KS: ‘Mile Sur Mera Tumhara …’ was a project like never before. I shot the Kashmir sequence in the morning. By the evening I was shooting in Kanyakumari. Those days there was only Indian Airlines. And they provided me the utmost cooperation. In fact, when dealing with superstars, I was surprised by many. When Aarti spoke to Sharmila Tagore, she immediately agreed to feature as her husband, Nawab Pataudi and her daughter Soha, had been featured in my earlier ‘Torch of Freedom’ video and she was thrilled by the attention they had got. I also went all the way to Goa to capture Mario Miranda. There is also a shot that Suresh Mullick insisted on which was of the Calcutta metro which had just started then and was the pride of India. Very few people realize that there is a train in the film also, the ever popular Deccan Queen. Oh, I could just go on and on.
AS: The last shot with the school kids was shot at Suresh Mullick’s insistence at his school in Shimla! There are therefore a lot of personal stories involved with ‘Mile Sur Mera Tumhara …’
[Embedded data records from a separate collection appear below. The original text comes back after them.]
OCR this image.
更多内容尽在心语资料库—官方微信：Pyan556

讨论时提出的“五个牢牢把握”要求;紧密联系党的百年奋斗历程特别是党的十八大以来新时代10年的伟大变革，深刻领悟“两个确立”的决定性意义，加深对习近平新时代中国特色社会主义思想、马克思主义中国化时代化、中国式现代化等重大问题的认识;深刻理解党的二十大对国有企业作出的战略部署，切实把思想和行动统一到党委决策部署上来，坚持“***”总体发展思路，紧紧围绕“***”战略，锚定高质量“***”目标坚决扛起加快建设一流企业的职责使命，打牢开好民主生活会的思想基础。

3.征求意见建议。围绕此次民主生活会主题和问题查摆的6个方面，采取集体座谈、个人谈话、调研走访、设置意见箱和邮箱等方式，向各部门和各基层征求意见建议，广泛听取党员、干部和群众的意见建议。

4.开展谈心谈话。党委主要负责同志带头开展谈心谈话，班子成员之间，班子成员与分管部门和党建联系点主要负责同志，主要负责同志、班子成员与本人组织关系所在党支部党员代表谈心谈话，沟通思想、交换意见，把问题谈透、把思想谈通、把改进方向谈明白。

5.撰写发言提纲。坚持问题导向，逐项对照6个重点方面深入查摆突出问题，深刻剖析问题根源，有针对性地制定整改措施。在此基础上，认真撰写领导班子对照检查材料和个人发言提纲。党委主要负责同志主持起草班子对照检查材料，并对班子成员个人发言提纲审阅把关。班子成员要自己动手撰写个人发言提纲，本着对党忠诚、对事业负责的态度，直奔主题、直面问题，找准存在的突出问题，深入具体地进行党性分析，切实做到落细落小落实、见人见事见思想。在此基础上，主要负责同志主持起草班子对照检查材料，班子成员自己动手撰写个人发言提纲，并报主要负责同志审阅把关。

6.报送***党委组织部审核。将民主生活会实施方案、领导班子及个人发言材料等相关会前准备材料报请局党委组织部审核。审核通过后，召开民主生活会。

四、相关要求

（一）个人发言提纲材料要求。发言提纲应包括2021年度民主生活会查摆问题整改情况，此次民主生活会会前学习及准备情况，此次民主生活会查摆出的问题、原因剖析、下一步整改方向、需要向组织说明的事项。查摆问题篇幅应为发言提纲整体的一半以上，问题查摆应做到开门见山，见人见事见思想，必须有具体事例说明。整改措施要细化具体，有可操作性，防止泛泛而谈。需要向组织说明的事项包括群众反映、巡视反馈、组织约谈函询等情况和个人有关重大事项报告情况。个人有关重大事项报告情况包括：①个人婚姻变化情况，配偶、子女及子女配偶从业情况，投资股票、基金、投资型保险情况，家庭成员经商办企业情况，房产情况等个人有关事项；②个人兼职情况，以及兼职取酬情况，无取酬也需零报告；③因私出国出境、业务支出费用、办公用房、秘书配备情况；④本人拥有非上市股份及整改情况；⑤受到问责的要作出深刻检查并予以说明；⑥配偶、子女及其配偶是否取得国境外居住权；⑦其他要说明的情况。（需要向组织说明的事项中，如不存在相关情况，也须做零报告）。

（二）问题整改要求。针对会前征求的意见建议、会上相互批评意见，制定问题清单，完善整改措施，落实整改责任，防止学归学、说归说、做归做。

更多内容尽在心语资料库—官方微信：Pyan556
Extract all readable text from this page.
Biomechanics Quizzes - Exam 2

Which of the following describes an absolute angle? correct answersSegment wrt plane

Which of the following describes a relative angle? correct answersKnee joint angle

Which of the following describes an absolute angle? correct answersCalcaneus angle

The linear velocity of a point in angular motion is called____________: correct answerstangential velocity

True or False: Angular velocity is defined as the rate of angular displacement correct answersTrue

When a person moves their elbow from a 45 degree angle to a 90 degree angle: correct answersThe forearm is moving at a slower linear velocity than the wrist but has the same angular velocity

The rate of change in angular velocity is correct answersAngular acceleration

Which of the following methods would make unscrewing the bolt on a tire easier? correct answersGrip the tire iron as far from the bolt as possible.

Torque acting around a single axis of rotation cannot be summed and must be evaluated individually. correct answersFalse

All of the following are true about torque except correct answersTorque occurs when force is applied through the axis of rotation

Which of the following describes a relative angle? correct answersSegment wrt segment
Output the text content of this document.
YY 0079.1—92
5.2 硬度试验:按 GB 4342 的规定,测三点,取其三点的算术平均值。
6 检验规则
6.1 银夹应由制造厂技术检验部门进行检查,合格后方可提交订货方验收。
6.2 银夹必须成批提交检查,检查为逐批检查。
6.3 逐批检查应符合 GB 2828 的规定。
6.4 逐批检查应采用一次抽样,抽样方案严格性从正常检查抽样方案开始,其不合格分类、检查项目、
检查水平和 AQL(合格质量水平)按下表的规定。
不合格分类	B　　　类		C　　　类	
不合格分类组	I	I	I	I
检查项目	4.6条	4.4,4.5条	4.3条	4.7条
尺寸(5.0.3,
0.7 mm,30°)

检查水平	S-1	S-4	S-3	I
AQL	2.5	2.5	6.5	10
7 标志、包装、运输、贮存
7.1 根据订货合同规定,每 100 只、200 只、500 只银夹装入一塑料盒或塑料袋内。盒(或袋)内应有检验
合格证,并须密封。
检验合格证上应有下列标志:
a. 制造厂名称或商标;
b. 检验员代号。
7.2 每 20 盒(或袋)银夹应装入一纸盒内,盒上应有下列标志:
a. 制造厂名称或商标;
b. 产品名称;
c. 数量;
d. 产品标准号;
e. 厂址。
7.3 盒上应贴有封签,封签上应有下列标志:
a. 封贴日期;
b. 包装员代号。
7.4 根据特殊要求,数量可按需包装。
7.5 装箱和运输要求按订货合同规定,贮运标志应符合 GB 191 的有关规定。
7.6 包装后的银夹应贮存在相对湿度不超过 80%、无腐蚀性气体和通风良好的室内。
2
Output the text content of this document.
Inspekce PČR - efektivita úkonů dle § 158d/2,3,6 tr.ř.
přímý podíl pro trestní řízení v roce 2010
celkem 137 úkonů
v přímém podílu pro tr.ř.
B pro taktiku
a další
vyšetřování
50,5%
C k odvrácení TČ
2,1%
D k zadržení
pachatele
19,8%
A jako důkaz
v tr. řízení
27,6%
An evening that was planned for a half hour meeting stretches into nearly three hours. My diary is still full of many more anecdotes the Surendranaths narrated with such relish. I have a space and time constraint on how much I can carry in the Blog.
The united colours of the 1990s
There has been nothing quite like ‘Mile Sur Mera Tumhara …’ in the past nearly three decades. In 1997, A.R. Rahman created the famous ‘Maa Tujhe Salaam’ video which went on to create many a record.
If there has been a composition to rival ‘Mile Sur Mera Tumhara …’, it is ‘Maa Tujhe Salaam’. But I will not get into the ‘Maa Tujhe Salaam’ story, and will leave it for another day. This Blog today is in celebration of the original unifying song of India, the song that a whole generation hummed for years and years. This Blog is a salute to Kailash Surendranath, his beautiful wife, Aarti and to their everlasting contribution to national integration. I must mention here that Kailash did both ‘Mile Sur Mera Tumhara …’ and ‘Torch of Freedom’ completely free of cost, sacrificing perhaps tens of commercials that he could have made during the time he was making these epics. Kailash is a genius. He is one of the tallest personalities of our advertising world. ‘Mile Sur Mera Tumhara …’ will continue to keep alive his enduring legacy in the years to come.
(Sandeep Goyal uses this Blog to recreate some of the epoch making events of Indian advertising. The making of ‘Mile Sur Mera Tumhara …’ was one such unforgettable moment, to be cherished and saluted by generations to come.)